Fortunately, I have a car at my disposal, thanks to my guide for the day. Roberto Carneiro Torres specialises in architectural tours, and together we criss-cross the city, exploring some of its most recognisable buildings.

The Brasilia we see today is still very much Niemeyer’s city, which is itself a victory of sorts. Just five years after the city was inaugurated, the military staged a coup, ousting Januschek’s successor and bringing democracy to end in Brazil for 20 years. Niemeyer, well-known for his left-wing views, had his office pillaged, and ended up in exile in Europe. Once democracy was restored, however, Niemeyer returned to work on Brasilia, completing a total of 160 buildings before his death in 2012.

Only a few of his buildings are open to visitors. The Itaramaraty Palace, which houses the foreign affairs ministry, offers several tours a day, giving visitors the opportunity to admire the building’s sculptural central staircase and collection of Brazilian art.

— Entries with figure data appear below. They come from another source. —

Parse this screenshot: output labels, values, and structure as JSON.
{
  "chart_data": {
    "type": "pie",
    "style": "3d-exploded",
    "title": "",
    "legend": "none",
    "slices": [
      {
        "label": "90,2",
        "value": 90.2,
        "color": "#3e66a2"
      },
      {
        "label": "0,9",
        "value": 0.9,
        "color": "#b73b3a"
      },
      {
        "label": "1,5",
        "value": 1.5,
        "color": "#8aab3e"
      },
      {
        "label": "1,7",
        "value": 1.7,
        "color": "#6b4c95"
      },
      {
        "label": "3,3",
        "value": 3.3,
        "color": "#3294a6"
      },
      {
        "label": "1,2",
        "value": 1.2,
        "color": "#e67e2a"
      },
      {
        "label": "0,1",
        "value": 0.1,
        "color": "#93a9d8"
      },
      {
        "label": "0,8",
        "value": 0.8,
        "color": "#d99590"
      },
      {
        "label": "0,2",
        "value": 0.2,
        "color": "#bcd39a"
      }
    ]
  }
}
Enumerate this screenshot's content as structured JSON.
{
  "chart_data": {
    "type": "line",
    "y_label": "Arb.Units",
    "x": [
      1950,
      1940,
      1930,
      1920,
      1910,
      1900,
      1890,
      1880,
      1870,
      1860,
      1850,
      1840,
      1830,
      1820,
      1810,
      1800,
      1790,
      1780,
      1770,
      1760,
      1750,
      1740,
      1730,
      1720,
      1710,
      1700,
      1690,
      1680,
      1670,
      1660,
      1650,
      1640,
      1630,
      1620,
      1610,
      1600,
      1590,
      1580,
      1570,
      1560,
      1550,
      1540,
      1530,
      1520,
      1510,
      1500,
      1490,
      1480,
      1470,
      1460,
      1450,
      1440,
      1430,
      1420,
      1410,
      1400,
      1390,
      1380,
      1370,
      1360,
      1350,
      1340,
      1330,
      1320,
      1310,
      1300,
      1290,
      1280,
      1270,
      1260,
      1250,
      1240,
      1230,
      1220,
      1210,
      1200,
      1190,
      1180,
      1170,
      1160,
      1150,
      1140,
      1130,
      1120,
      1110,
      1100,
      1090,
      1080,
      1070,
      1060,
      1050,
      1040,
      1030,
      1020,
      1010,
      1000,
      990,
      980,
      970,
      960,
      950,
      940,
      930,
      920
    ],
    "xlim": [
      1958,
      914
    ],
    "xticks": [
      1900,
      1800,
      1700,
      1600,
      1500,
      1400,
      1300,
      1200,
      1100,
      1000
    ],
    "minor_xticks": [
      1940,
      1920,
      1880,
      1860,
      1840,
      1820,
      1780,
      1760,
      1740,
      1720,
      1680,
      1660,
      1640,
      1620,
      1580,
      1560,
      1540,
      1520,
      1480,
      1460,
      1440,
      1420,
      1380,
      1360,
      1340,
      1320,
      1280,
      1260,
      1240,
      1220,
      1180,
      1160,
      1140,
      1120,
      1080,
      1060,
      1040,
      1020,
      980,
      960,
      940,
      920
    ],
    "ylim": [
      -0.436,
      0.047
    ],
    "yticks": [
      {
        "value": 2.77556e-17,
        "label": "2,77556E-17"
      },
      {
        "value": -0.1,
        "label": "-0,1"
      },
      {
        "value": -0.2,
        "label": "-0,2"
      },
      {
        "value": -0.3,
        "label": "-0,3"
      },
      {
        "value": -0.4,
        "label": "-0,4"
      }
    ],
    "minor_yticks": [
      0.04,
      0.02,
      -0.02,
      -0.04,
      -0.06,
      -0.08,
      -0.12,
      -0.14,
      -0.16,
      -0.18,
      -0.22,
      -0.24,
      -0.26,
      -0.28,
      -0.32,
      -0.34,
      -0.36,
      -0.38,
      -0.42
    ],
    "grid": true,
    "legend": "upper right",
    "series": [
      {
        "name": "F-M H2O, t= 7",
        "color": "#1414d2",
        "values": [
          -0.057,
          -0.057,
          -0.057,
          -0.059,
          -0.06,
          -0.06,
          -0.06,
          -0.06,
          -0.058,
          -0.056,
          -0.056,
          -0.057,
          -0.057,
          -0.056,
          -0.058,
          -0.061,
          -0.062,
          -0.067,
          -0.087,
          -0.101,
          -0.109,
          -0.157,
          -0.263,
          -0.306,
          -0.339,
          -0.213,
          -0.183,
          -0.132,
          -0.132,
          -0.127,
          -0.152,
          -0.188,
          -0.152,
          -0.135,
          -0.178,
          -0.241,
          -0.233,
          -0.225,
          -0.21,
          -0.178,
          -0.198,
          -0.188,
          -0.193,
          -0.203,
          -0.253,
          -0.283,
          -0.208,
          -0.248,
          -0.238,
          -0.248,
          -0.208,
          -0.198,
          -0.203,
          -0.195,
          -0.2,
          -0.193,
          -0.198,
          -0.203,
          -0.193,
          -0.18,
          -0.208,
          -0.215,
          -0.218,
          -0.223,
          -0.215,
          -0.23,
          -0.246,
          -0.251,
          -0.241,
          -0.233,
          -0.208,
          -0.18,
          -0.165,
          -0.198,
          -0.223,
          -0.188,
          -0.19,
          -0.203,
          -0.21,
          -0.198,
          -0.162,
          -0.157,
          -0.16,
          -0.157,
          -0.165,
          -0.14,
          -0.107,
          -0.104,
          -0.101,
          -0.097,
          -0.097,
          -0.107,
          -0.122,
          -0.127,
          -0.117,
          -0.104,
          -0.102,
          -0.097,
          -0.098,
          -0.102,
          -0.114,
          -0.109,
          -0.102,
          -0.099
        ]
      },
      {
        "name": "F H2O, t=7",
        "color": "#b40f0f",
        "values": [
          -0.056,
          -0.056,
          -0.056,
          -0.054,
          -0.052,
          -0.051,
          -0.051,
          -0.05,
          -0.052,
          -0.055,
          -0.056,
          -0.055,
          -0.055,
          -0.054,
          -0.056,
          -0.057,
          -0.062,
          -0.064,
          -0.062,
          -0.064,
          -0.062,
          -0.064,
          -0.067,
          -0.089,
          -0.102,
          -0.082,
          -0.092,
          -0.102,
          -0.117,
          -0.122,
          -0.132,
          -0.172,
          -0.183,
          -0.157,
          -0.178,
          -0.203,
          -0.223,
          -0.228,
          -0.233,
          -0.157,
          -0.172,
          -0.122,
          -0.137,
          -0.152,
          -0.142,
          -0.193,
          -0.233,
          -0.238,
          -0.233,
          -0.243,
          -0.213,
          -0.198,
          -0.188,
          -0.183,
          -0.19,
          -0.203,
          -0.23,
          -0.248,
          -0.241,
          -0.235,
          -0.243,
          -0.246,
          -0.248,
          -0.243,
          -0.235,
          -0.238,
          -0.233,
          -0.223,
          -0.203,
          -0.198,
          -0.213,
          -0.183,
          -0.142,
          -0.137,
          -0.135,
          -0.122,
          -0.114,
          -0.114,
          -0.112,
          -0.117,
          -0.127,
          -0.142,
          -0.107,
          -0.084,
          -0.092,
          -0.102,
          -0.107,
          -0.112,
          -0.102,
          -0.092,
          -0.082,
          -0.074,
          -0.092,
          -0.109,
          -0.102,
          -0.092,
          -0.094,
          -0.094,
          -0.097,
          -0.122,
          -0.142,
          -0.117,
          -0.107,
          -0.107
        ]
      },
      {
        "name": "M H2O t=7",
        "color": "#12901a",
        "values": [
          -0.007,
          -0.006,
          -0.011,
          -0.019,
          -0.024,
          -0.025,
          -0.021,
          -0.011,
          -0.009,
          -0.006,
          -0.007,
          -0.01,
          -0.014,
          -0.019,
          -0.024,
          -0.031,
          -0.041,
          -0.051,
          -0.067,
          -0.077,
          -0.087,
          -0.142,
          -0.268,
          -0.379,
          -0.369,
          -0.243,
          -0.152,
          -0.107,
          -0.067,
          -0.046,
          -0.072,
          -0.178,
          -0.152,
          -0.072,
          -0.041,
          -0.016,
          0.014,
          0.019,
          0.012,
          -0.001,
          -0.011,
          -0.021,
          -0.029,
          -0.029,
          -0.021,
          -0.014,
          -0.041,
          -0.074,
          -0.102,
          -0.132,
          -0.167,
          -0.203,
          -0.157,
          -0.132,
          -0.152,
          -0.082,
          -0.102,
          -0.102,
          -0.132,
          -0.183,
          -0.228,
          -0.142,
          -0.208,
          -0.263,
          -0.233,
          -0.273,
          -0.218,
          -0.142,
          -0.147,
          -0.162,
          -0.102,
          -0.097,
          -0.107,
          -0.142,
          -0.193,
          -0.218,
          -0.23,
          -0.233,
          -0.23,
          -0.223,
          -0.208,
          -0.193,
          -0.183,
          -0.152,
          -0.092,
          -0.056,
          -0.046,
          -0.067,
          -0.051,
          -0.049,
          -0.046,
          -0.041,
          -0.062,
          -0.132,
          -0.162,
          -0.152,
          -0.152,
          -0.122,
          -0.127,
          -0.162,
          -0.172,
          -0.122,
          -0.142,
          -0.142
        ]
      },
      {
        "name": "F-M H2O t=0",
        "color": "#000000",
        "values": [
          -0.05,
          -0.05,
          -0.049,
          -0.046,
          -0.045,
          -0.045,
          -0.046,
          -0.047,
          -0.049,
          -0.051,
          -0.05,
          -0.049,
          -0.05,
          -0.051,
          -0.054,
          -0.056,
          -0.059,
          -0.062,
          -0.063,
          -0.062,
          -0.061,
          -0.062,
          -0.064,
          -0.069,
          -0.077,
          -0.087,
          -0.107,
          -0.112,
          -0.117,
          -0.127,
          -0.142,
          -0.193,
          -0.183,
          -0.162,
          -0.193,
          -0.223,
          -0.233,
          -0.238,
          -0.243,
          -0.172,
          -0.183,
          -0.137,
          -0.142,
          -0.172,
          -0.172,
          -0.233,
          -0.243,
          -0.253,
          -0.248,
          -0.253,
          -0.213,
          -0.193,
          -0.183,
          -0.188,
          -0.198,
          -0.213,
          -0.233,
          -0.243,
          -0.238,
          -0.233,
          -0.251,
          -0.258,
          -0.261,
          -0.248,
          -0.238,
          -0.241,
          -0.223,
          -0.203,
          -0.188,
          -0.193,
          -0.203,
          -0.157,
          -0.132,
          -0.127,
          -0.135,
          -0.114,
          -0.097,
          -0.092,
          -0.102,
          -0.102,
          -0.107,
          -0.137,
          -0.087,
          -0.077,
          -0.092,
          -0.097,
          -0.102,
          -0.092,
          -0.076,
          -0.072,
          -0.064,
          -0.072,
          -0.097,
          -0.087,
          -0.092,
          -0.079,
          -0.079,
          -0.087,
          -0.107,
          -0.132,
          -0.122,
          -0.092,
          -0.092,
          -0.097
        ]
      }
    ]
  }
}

And then, of course, there’s the magnificent National Cathedral.

While its exterior, inspired by the crown of thorns, is striking, the interior is surprisingly serene, dominated by its patterned glass roof through which you can see the clouds drifting past. Torres explains that the original design featured sheer glass panels which, under Brasilia’s blazing sun, often overheated the church. At Niemeyer’s urging, stained glass artist Mariana Peretti created new panels in 1989, made of German glass which refracts the heat.

The cathedral is not Brasilia’s only remarkable church. Torres takes me to the Sanctuary of Dom Bosco, designed by Carlos Alberto Naves. Its plain exterior – a simple concrete box with tall lancet windows – contrasts with the jewel-like interior, filled with coloured light filtering through windows stained in 12 different shades of blue. Naves also had an eye for quirky details: Torres shows me how the windows are louvred, to provide ventilation, and also points out that the ornate ceiling is made, of all things, of pressed cardboard.